The following computational graph encodes the calculation of the function
*f*(*x*).

To compute the gradient of *f*(*x*) using forward
mode, you compute the same graph in the same direction, but modify the computation based
on the elementary rules of differentiation. To further simplify the calculation, you
fill in the value of the derivative of each subexpression
*u _{i}* as you go. To compute the entire
gradient, you must traverse the graph twice, once for the partial derivative with
respect to each independent variable. Each subexpression in the chain rule has a numeric
value, so the entire expression has the same sort of evaluation graph as the function
itself.

The computation is a repeated application of the chain rule. In this example, the
derivative of *f* with respect to
*x*_{1} expands to this expression:

$$\begin{array}{c}\frac{df}{d{x}_{1}}=\frac{d{u}_{6}}{d{x}_{1}}\\ =\frac{\partial {u}_{6}}{\partial {u}_{-1}}+\frac{\partial {u}_{6}}{\partial {u}_{5}}\frac{\partial {u}_{5}}{\partial {x}_{1}}\\ =\frac{\partial {u}_{6}}{\partial {u}_{-1}}+\frac{\partial {u}_{6}}{\partial {u}_{5}}\frac{\partial {u}_{5}}{\partial {u}_{4}}\frac{\partial {u}_{4}}{\partial {x}_{1}}\\ =\frac{\partial {u}_{6}}{\partial {u}_{-1}}+\frac{\partial {u}_{6}}{\partial {u}_{5}}\frac{\partial {u}_{5}}{\partial {u}_{4}}\frac{\partial {u}_{4}}{\partial {u}_{3}}\frac{\partial {u}_{3}}{\partial {x}_{1}}\\ =\frac{\partial {u}_{6}}{\partial {u}_{-1}}+\frac{\partial {u}_{6}}{\partial {u}_{5}}\frac{\partial {u}_{5}}{\partial {u}_{4}}\frac{\partial {u}_{4}}{\partial {u}_{3}}\frac{\partial {u}_{3}}{\partial {u}_{1}}\frac{\partial {u}_{1}}{\partial {x}_{1}}.\end{array}$$

Let $${\dot{u}}_{i}$$ represent the derivative of the expression
*u _{i}* with respect to

To compute the partial derivative with respect to
*x*_{2}, you traverse a similar computational
graph. Therefore, when you compute the gradient of the function, the number of graph
traversals is the same as the number of variables. This process is too slow for typical
deep learning applications, which have thousands or millions of variables.
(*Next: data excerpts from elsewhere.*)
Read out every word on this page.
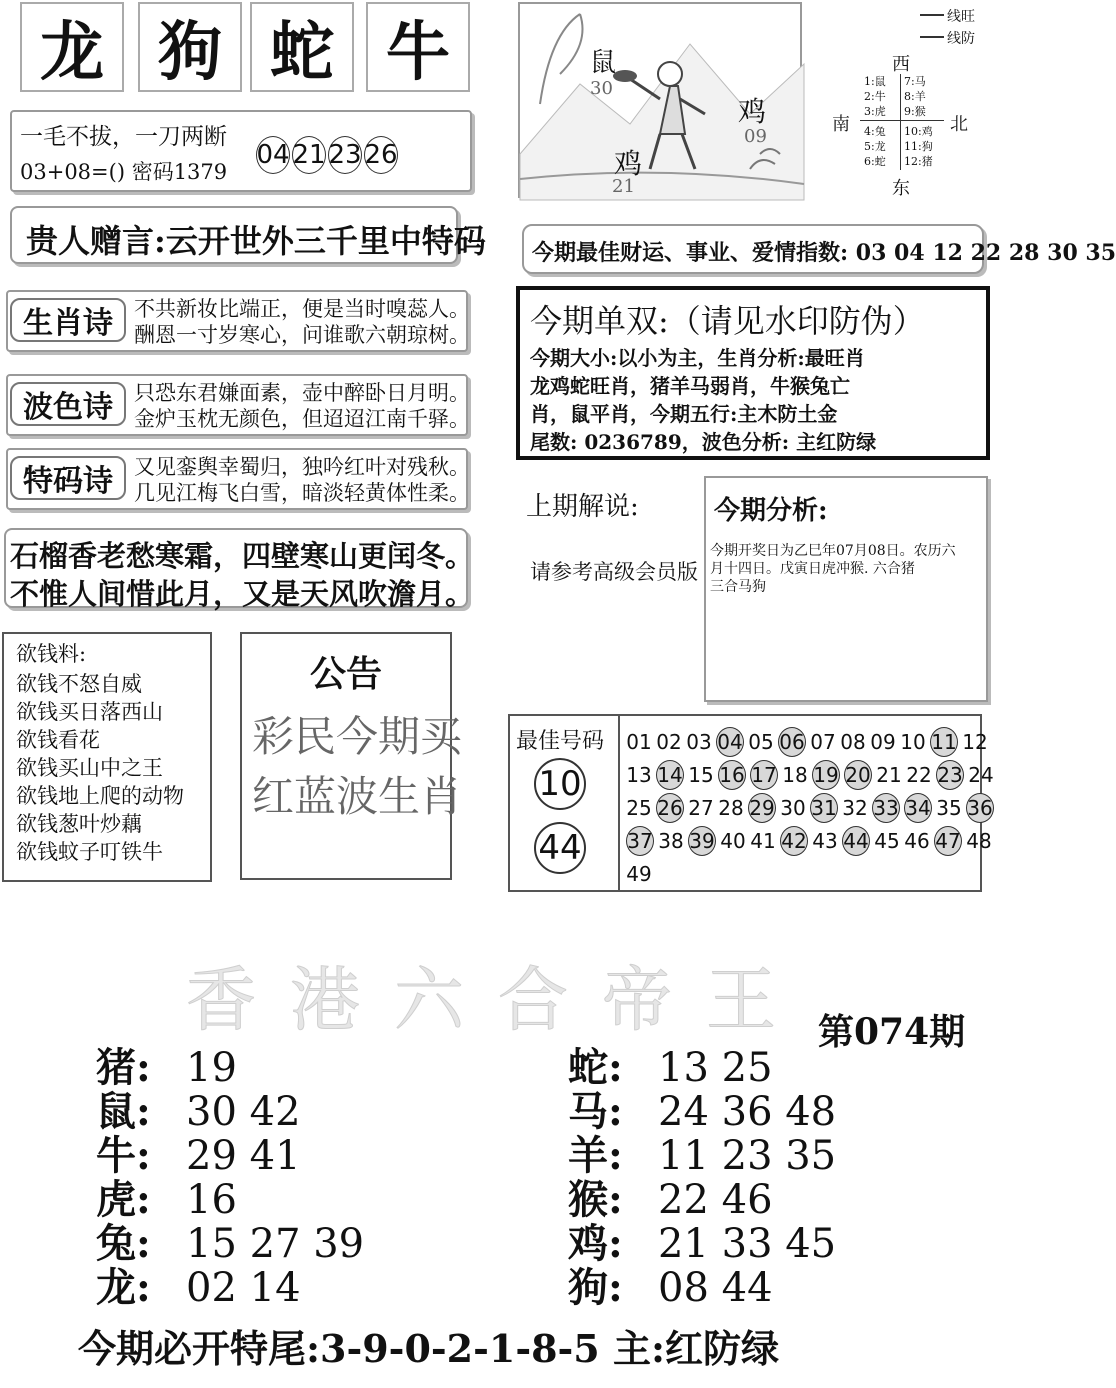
龙 狗 蛇 牛
一毛不拔，一刀两断
03+08=() 密码1379
04 21 23 26
贵人赠言:云开世外三千里中特码
生肖诗	不共新妆比端正，便是当时嗅蕊人。
酬恩一寸岁寒心，问谁歌六朝琼树。
波色诗	只恐东君嫌面素，壶中醉卧日月明。
金炉玉枕无颜色，但迢迢江南千驿。
特码诗	又见銮舆幸蜀归，独吟红叶对残秋。
几见江梅飞白雪，暗淡轻黄体性柔。
石榴香老愁寒霜，四壁寒山更闰冬。
不惟人间惜此月，又是天风吹澹月。
欲钱料:
欲钱不怒自威
欲钱买日落西山
欲钱看花
欲钱买山中之王
欲钱地上爬的动物
欲钱葱叶炒藕
欲钱蚊子叮铁牛
公告
彩民今期买
红蓝波生肖
鼠
30
鸡
09
鸡
21
线旺
线防
西
南	北
东
1:鼠
2:牛
3:虎
4:兔
5:龙
6:蛇
7:马
8:羊
9:猴
10:鸡
11:狗
12:猪
今期最佳财运、事业、爱情指数: 03 04 12 22 28 30 35
今期单双:（请见水印防伪）
今期大小:以小为主，生肖分析:最旺肖
龙鸡蛇旺肖，猪羊马弱肖，牛猴兔亡
肖，鼠平肖，今期五行:主木防土金
尾数: 0236789，波色分析: 主红防绿
上期解说:
请参考高级会员版
今期分析:
今期开奖日为乙巳年07月08日。农历六
月十四日。戊寅日虎冲猴. 六合猪
三合马狗
最佳号码
10
44
01 02 03 04 05 06 07 08 09 10 11 12
13 14 15 16 17 18 19 20 21 22 23 24
25 26 27 28 29 30 31 32 33 34 35 36
37 38 39 40 41 42 43 44 45 46 47 48
49
香港六合帝王 第074期
猪: 19
鼠: 30 42
牛: 29 41
虎: 16
兔: 15 27 39
龙: 02 14
蛇: 13 25
马: 24 36 48
羊: 11 23 35
猴: 22 46
鸡: 21 33 45
狗: 08 44
今期必开特尾:3-9-0-2-1-8-5 主:红防绿
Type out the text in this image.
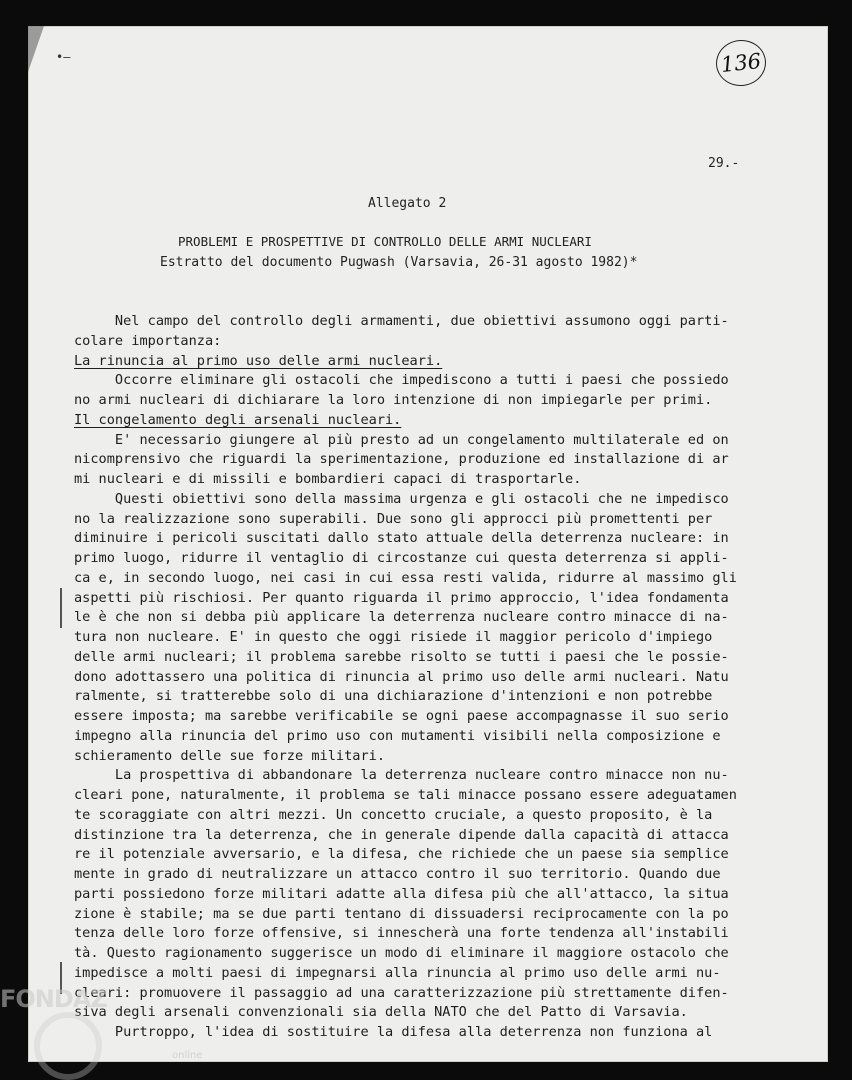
•–	136
29.-
Allegato 2
PROBLEMI E PROSPETTIVE DI CONTROLLO DELLE ARMI NUCLEARI
Estratto del documento Pugwash (Varsavia, 26-31 agosto 1982)*
Nel campo del controllo degli armamenti, due obiettivi assumono oggi parti-
colare importanza:
La rinuncia al primo uso delle armi nucleari.
Occorre eliminare gli ostacoli che impediscono a tutti i paesi che possiedo
no armi nucleari di dichiarare la loro intenzione di non impiegarle per primi.
Il congelamento degli arsenali nucleari.
E' necessario giungere al più presto ad un congelamento multilaterale ed on
nicomprensivo che riguardi la sperimentazione, produzione ed installazione di ar
mi nucleari e di missili e bombardieri capaci di trasportarle.
Questi obiettivi sono della massima urgenza e gli ostacoli che ne impedisco
no la realizzazione sono superabili. Due sono gli approcci più promettenti per
diminuire i pericoli suscitati dallo stato attuale della deterrenza nucleare: in
primo luogo, ridurre il ventaglio di circostanze cui questa deterrenza si appli-
ca e, in secondo luogo, nei casi in cui essa resti valida, ridurre al massimo gli
aspetti più rischiosi. Per quanto riguarda il primo approccio, l'idea fondamenta
le è che non si debba più applicare la deterrenza nucleare contro minacce di na-
tura non nucleare. E' in questo che oggi risiede il maggior pericolo d'impiego
delle armi nucleari; il problema sarebbe risolto se tutti i paesi che le possie-
dono adottassero una politica di rinuncia al primo uso delle armi nucleari. Natu
ralmente, si tratterebbe solo di una dichiarazione d'intenzioni e non potrebbe
essere imposta; ma sarebbe verificabile se ogni paese accompagnasse il suo serio
impegno alla rinuncia del primo uso con mutamenti visibili nella composizione e
schieramento delle sue forze militari.
La prospettiva di abbandonare la deterrenza nucleare contro minacce non nu-
cleari pone, naturalmente, il problema se tali minacce possano essere adeguatamen
te scoraggiate con altri mezzi. Un concetto cruciale, a questo proposito, è la
distinzione tra la deterrenza, che in generale dipende dalla capacità di attacca
re il potenziale avversario, e la difesa, che richiede che un paese sia semplice
mente in grado di neutralizzare un attacco contro il suo territorio. Quando due
parti possiedono forze militari adatte alla difesa più che all'attacco, la situa
zione è stabile; ma se due parti tentano di dissuadersi reciprocamente con la po
tenza delle loro forze offensive, si innescherà una forte tendenza all'instabili
tà. Questo ragionamento suggerisce un modo di eliminare il maggiore ostacolo che
impedisce a molti paesi di impegnarsi alla rinuncia al primo uso delle armi nu-
cleari: promuovere il passaggio ad una caratterizzazione più strettamente difen-
siva degli arsenali convenzionali sia della NATO che del Patto di Varsavia.
Purtroppo, l'idea di sostituire la difesa alla deterrenza non funziona al
FONDAZ
online
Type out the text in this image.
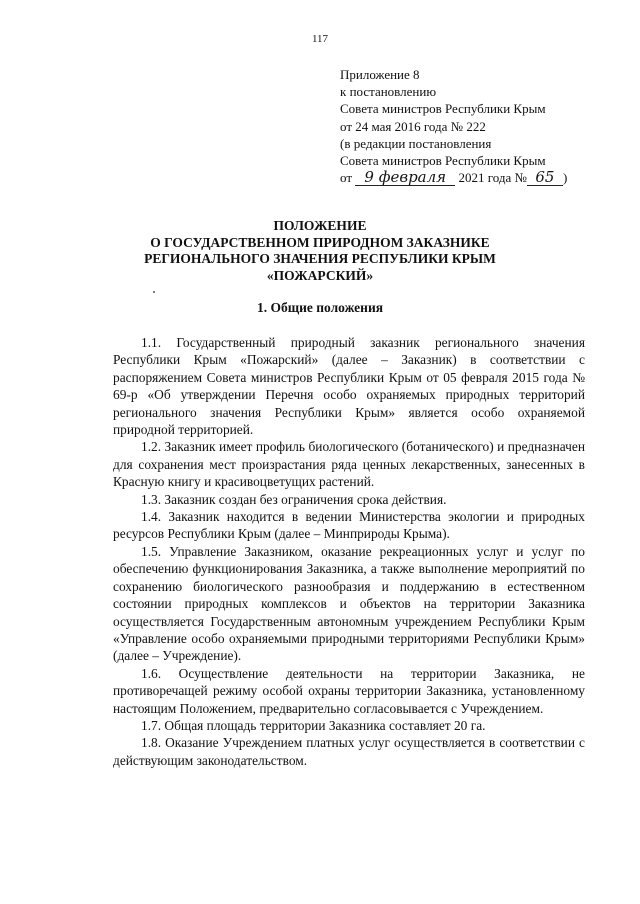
117
Приложение 8
к постановлению
Совета министров Республики Крым
от 24 мая 2016 года № 222
(в редакции постановления
Совета министров Республики Крым
от 9 февраля 2021 года № 65 )
ПОЛОЖЕНИЕ
О ГОСУДАРСТВЕННОМ ПРИРОДНОМ ЗАКАЗНИКЕ
РЕГИОНАЛЬНОГО ЗНАЧЕНИЯ РЕСПУБЛИКИ КРЫМ
«ПОЖАРСКИЙ»
1. Общие положения

1.1. Государственный природный заказник регионального значения Республики Крым «Пожарский» (далее – Заказник) в соответствии с распоряжением Совета министров Республики Крым от 05 февраля 2015 года № 69-р «Об утверждении Перечня особо охраняемых природных территорий регионального значения Республики Крым» является особо охраняемой природной территорией.

1.2. Заказник имеет профиль биологического (ботанического) и предназначен для сохранения мест произрастания ряда ценных лекарственных, занесенных в Красную книгу и красивоцветущих растений.

1.3. Заказник создан без ограничения срока действия.

1.4. Заказник находится в ведении Министерства экологии и природных ресурсов Республики Крым (далее – Минприроды Крыма).

1.5. Управление Заказником, оказание рекреационных услуг и услуг по обеспечению функционирования Заказника, а также выполнение мероприятий по сохранению биологического разнообразия и поддержанию в естественном состоянии природных комплексов и объектов на территории Заказника осуществляется Государственным автономным учреждением Республики Крым «Управление особо охраняемыми природными территориями Республики Крым» (далее – Учреждение).

1.6. Осуществление деятельности на территории Заказника, не противоречащей режиму особой охраны территории Заказника, установленному настоящим Положением, предварительно согласовывается с Учреждением.

1.7. Общая площадь территории Заказника составляет 20 га.

1.8. Оказание Учреждением платных услуг осуществляется в соответствии с действующим законодательством.
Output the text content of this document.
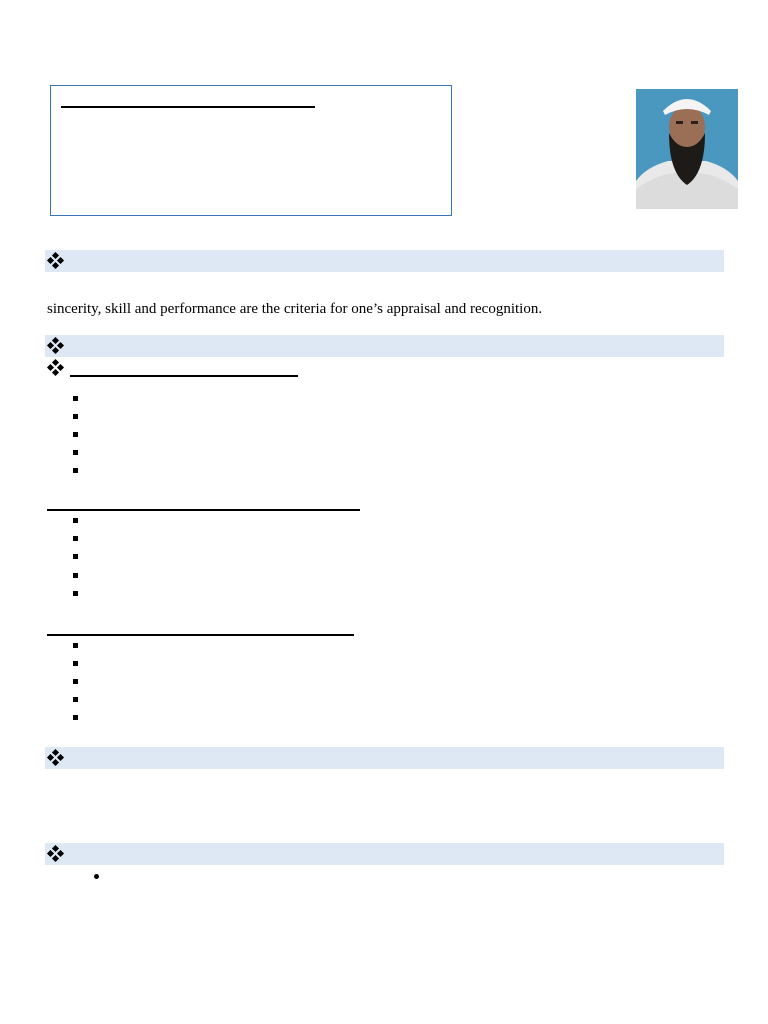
sincerity, skill and performance are the criteria for one’s appraisal and recognition.
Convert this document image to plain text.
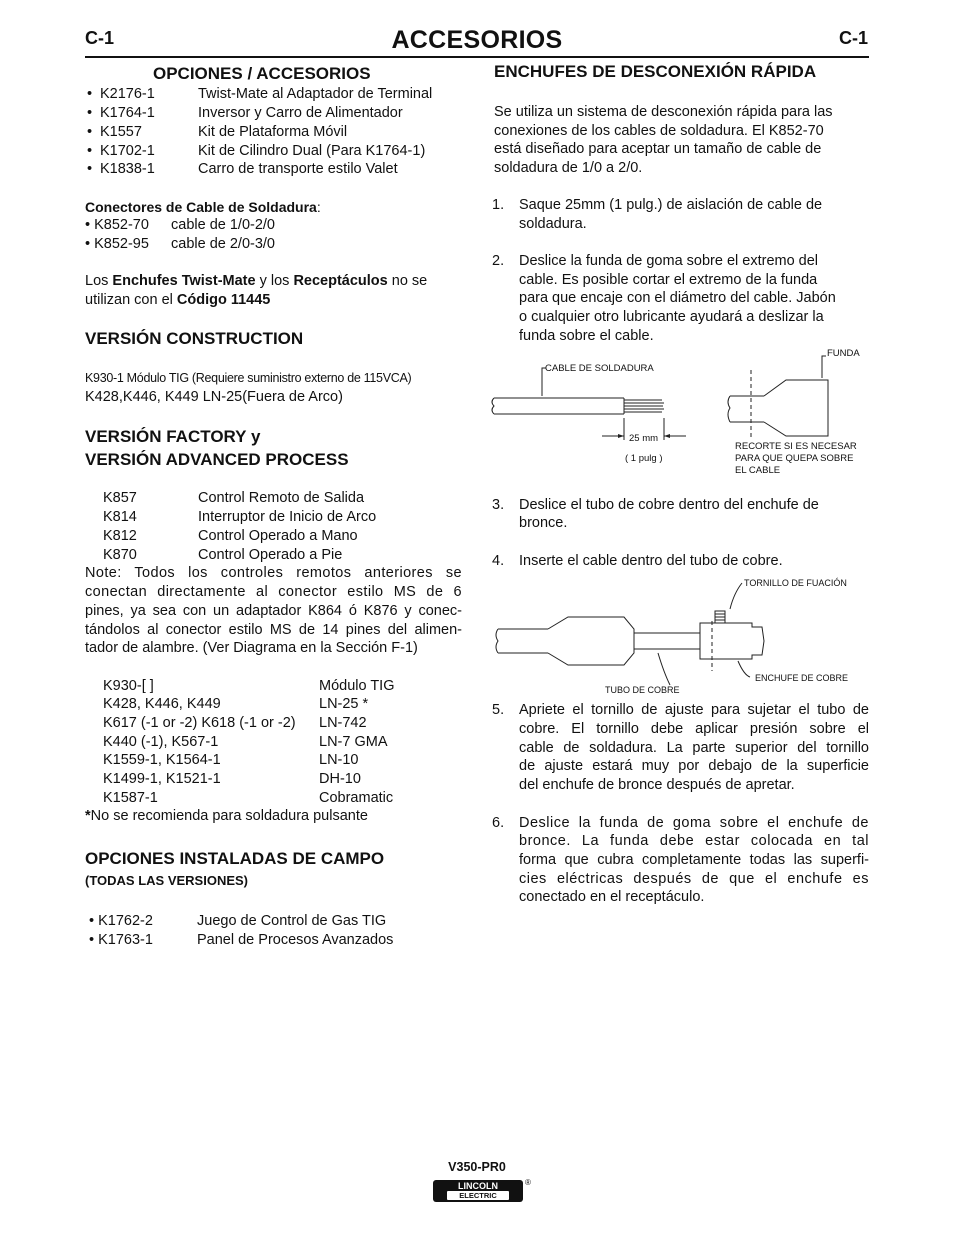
C-1	ACCESORIOS	C-1
OPCIONES / ACCESORIOS
• K2176-1	Twist-Mate al Adaptador de Terminal
• K1764-1	Inversor y Carro de Alimentador
• K1557	Kit de Plataforma Móvil
• K1702-1	Kit de Cilindro Dual (Para K1764-1)
• K1838-1	Carro de transporte estilo Valet
Conectores de Cable de Soldadura:
• K852-70 cable de 1/0-2/0
• K852-95 cable de 2/0-3/0
Los Enchufes Twist-Mate y los Receptáculos no se
utilizan con el Código 11445
VERSIÓN CONSTRUCTION
K930-1 Módulo TIG (Requiere suministro externo de 115VCA)
K428,K446, K449 LN-25(Fuera de Arco)
VERSIÓN FACTORY y
VERSIÓN ADVANCED PROCESS
K857	Control Remoto de Salida
K814	Interruptor de Inicio de Arco
K812	Control Operado a Mano
K870	Control Operado a Pie
Note: Todos los controles remotos anteriores se
conectan directamente al conector estilo MS de 6
pines, ya sea con un adaptador K864 ó K876 y conec-
tándolos al conector estilo MS de 14 pines del alimen-
tador de alambre. (Ver Diagrama en la Sección F-1)
K930-[ ]	Módulo TIG
K428, K446, K449	LN-25 *
K617 (-1 or -2) K618 (-1 or -2) LN-742
K440 (-1), K567-1	LN-7 GMA
K1559-1, K1564-1	LN-10
K1499-1, K1521-1	DH-10
K1587-1	Cobramatic
*No se recomienda para soldadura pulsante
OPCIONES INSTALADAS DE CAMPO
(TODAS LAS VERSIONES)
• K1762-2	Juego de Control de Gas TIG
• K1763-1	Panel de Procesos Avanzados
ENCHUFES DE DESCONEXIÓN RÁPIDA
Se utiliza un sistema de desconexión rápida para las
conexiones de los cables de soldadura. El K852-70
está diseñado para aceptar un tamaño de cable de
soldadura de 1/0 a 2/0.
1. Saque 25mm (1 pulg.) de aislación de cable de
soldadura.
2. Deslice la funda de goma sobre el extremo del
cable. Es posible cortar el extremo de la funda
para que encaje con el diámetro del cable. Jabón
o cualquier otro lubricante ayudará a deslizar la
funda sobre el cable.
CABLE DE SOLDADURA
FUNDA
25 mm
( 1 pulg )
RECORTE SI ES NECESAR
PARA QUE QUEPA SOBRE
EL CABLE
3. Deslice el tubo de cobre dentro del enchufe de
bronce.
4. Inserte el cable dentro del tubo de cobre.
TORNILLO DE FUACIÓN
TUBO DE COBRE
ENCHUFE DE COBRE
5. Apriete el tornillo de ajuste para sujetar el tubo de
cobre. El tornillo debe aplicar presión sobre el
cable de soldadura. La parte superior del tornillo
de ajuste estará muy por debajo de la superficie
del enchufe de bronce después de apretar.
6. Deslice la funda de goma sobre el enchufe de
bronce. La funda debe estar colocada en tal
forma que cubra completamente todas las superfi-
cies eléctricas después de que el enchufe es
conectado en el receptáculo.
V350-PR0
LINCOLN
ELECTRIC
®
Reverse mode uses one forward traversal of a computational graph to set up the trace. Then it computes the entire gradient of the function in one traversal of the graph in the opposite direction. For deep learning applications, this mode is far more efficient.

The theory behind reverse mode is also based on the chain rule, along with associated
adjoint variables denoted with an overbar. The adjoint variable for
*u _{i}* is

$${\overline{u}}_{i}=\frac{\partial f}{\partial {u}_{i}}.$$

In terms of the computational graph, each outgoing arrow from a variable contributes
to the corresponding adjoint variable by its term in the chain rule. For example, the
variable *u*_{–1} has outgoing arrows to two
variables, *u*_{1} and
*u*_{6}. The graph has the associated
equation

$$\begin{array}{c}\frac{\partial f}{\partial {u}_{-1}}=\frac{\partial f}{\partial {u}_{1}}\frac{\partial {u}_{1}}{\partial {u}_{-1}}+\frac{\partial f}{\partial {u}_{6}}\frac{\partial {u}_{6}}{\partial {u}_{-1}}\\ ={\overline{u}}_{1}\frac{\partial {u}_{1}}{\partial {u}_{-1}}+{\overline{u}}_{6}\frac{\partial {u}_{6}}{\partial {u}_{-1}}.\end{array}$$

In this calculation, recalling that $${u}_{1}={u}_{-1}^{2}$$ and *u*_{6} =
*u*_{5}*u*_{–1}, you obtain

$${\overline{u}}_{-1}={\overline{u}}_{1}2{u}_{-1}+{\overline{u}}_{6}{u}_{5}.$$

During the forward traversal of the graph, the software calculates the intermediate
variables *u _{i}*. During the reverse traversal,
starting from the seed value $${\overline{u}}_{6}=\frac{\partial f}{\partial f}=1$$, the reverse mode computation obtains the adjoint values for all
variables. Therefore, the reverse mode computes the gradient in just one computation,
saving a great deal of time compared to forward mode.

The following figure shows the computation of the gradient in reverse mode for the function

$$f(x)={x}_{1}\mathrm{exp}\left(-\frac{1}{2}\left({x}_{1}^{2}+{x}_{2}^{2}\right)\right).$$

Again, the computation takes *x*_{1} = 2,
*x*_{2} = 1/2. The reverse mode computation
relies on the *u _{i}* values that are obtained
during the computation of the function in the original computational graph. In the right
portion of the figure, the computed values of the adjoint variables appear next to the
adjoint variable names, using the formulas from the left portion of the figure.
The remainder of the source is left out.